In Newtonian theory, these two quantities have the same value, but in relativity they do not.
I think that was my point.

Say you have two space ships that take off in opposite directions, each travailing at the sped of light or C.  The rate at which they are moving away from each other would be 2C.
Actually, that's wrong. They distance they move apart from each other would be 1C, not 2C. Galileian laws of motion are no longer applicable at relativisitic speeds.
The only way they can beat C is by universal expansion, i.e. they move at C, and due to the expansion of space itself, the distance between them increases. Relation between distance traveled and time needed can rise above C this way.

Neither ship would be traveling at greater than C. You have to remember that C is calculated from a fixed point.  When we are looking at the rate at which the two ships are moving apart we no longer have a fixed point.

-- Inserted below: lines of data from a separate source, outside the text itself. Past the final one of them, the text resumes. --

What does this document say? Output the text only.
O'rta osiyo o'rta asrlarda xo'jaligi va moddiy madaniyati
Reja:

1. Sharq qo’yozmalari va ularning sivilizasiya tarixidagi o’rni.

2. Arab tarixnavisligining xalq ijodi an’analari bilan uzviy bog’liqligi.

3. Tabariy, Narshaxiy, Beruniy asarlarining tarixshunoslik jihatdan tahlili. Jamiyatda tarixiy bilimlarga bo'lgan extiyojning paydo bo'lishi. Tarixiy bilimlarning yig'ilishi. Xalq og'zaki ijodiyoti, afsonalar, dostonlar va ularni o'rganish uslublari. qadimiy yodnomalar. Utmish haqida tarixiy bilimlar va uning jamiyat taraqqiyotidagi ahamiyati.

Think about it.  If the ships both traveled in opposite directions at C for on light year they would each be one light year away from the starting point, and thus two light years from each other.  Meaning that they where traveling apart at 2C. 
Again, nope. Perceived from Ship A, Ship B travels away form it at speed c.
Since they're travelling at c, Ship A only sees the light/information Ship B sent out when it was still at the starting point, and appears at rest towards a hypothetical absolute frame of reference(which doesn't exist). With A travelling at c, this comes out to an apparent velocity of c. There is no absolute frame of reference.

Last-minute edit: ...but there is the observer you're introducing to make your 2c statement. Sorry, I seemed to have misunderstood you.